Initial reaction to President Carter's proposal overhaul of the nation's welfare system ranged yesterday all the way from glowing praise to outright denunciation - depending on which politician and interest group was speaking.
Sen. Daniel Patrick Moynihan (D-N.Y.), chairman of the Senate Finance Subcommitte on Public Assistance, called the Carter proposal "magnificent and very well crafted' and predicted that Congress would [WORD ILLEGIBLE] it.
But the Finance Committee's ranking Republican, Sen. Carl T. Curtis of Nebraska, called the proposal a "travesty" and said it was "nothing more than a warmed-over version" of what Department of Health, Education and Welfare planners "have been pushing for the last decade - a guaranteed annual income. The working men and women across America want fewer people on welfare, not millions more."
Between the acceptance of Moynihan, who drafted President Nixon's unsuccessful welfare proposal called the family assistance plan eight years ago, and the rejection of Curtis, there seemed to be more cautious praise than criticism of the idea of a guaranteed annual income - a major part of the Nixon plan.
Massachusetts Gov. Michael S. Dukakis and Florida Gov. Reubin Askew said they were pleased with the Carter plan's guarantee of fiscal relief ($162 million for Massachusetts and $10 million for Florida) for their states.
Sen. Bob Packwood of Oregon, a middle-of-the-road Republican on the Finance Committee said Carter's emphasis on work and the creation of public jobs was a positive move to get people off welfare rools.
Rep. James C. Corman (D-Calif.) who will head the House special adhoc welfare committee set up by House Speaker Thomas (Tip) O'Neill Jr. (D-Mass.) to hold hearings on the proposals, said, "On the whole I'm more optimistic than negative" that the program will pass.
He predicted that it would not be smooth sailing, however. "It it just the nature of the beast we're dealing with. There are so many conflicting objectives."
At a press conference in Plains, Ga., yesterday, Carter urged Congress to scrap the current welfare system and provide public jobs for those who can't find private employment, provide supplemental payments for those who work but whose incomes are inadequate to support families and guarantee an income for those not expected to work - the blind, disabled, aged and single parents with children under the age of 6.
He estimated his program would cost $30.7 billion.
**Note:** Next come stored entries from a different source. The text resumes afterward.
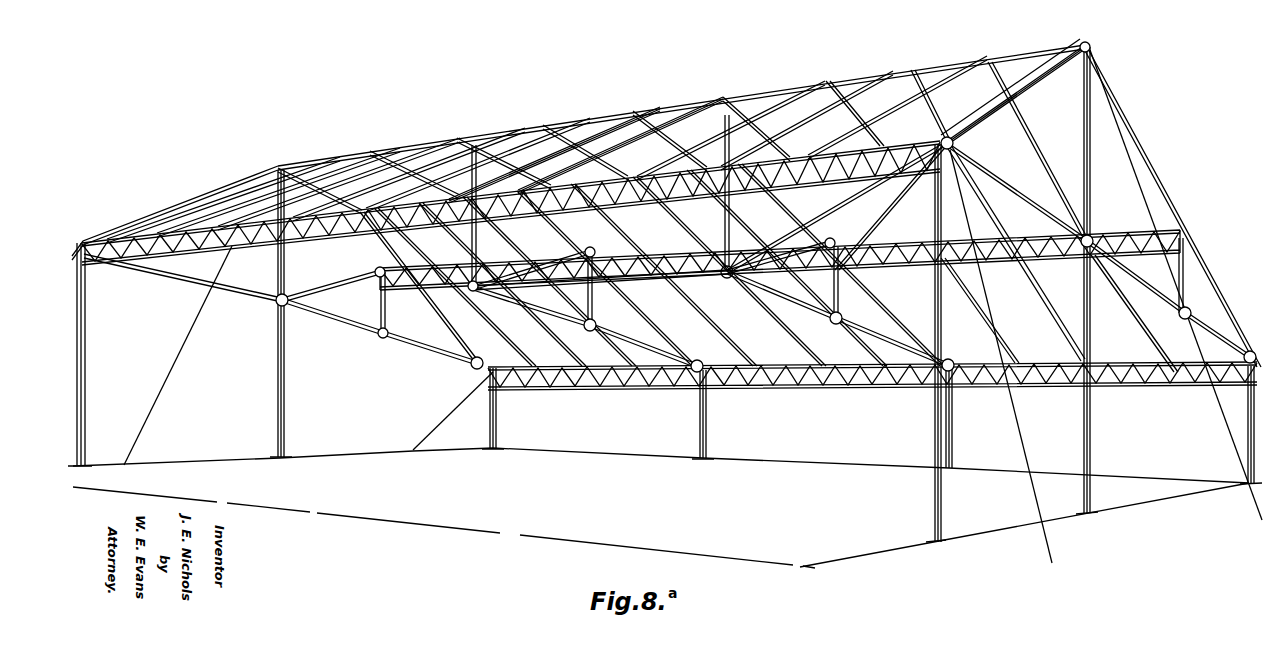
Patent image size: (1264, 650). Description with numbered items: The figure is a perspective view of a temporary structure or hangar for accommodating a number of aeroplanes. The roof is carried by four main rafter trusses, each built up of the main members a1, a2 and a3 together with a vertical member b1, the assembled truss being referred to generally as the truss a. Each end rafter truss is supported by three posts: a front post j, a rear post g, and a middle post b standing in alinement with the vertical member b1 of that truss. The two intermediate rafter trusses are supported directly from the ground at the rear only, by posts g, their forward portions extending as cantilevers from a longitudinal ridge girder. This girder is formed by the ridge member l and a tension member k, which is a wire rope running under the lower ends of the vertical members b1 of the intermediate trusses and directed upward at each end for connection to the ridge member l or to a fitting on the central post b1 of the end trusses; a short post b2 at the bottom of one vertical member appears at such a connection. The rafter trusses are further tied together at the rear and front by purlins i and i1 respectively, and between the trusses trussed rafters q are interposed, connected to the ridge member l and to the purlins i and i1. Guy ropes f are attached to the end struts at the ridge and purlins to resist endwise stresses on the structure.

The main rafter truss member a is at (1021, 263).
The main member of rafter truss a1 is at (1144, 120).
The main member of rafter truss a2 is at (648, 128).
The main member of rafter truss a3 is at (1110, 198).
The middle post b is at (277, 365).
The vertical member of rafter truss b1 is at (1100, 152).
The ball joint post b2 is at (712, 277).
The guy rope f is at (176, 348).
The rear post g is at (498, 407).
The rear purlin i is at (627, 379).
The front purlin i1 is at (780, 200).
The front post j is at (86, 412).
The tension member k is at (370, 250).
The ridge member l is at (828, 80).
The rafter q is at (238, 195).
Some 1.4 million and 300,000 part-time public service jobs would be created - for public safety, child care, recreation programs and cleaning up neighborhoods - at federal minimum wage, with some additional supplementation.
Welfare rights advocate Leonard Lesser of the Center for Community Change said the jobs created should pay the prevailing wage. "Why should a welfare mother accept a day-care job at minimum wage when someone else already has a similar job for $3 and hour?" he asked. Public employee officials contend welfare workers on these jobs might eliminate jobs for regular employees.
But Secretary of Labour Ray Marshall said the new jobs will be created to fill existing needs not now covered.
Carter's plan to require a "principal wage earner" in a two-parent family to take an outside job is expected to draw criticism from some women's groups. Members of the Women's Lobby, for example, have pointed out that "principal wage earner" will automatically be constructed to be men by most program planners and could shut out low-income women from the newly created jobs.
Packwood predicted yesterday it will wind up closer to $40 billion a year before hearings are over.
Carter, however, predicted yesterday that 42 per cent of the current recipients - most of whom are women - of aid to families with dependent children could be moved into those jobs.
Another major area of controversy will be over the cost of the plan. The estimated unitial cost is $30.7 billion - some $2.8 billion more than the current system ' but congressional welfare analysts and members of Congress are already predicting it will be much higher when all aspects are studied.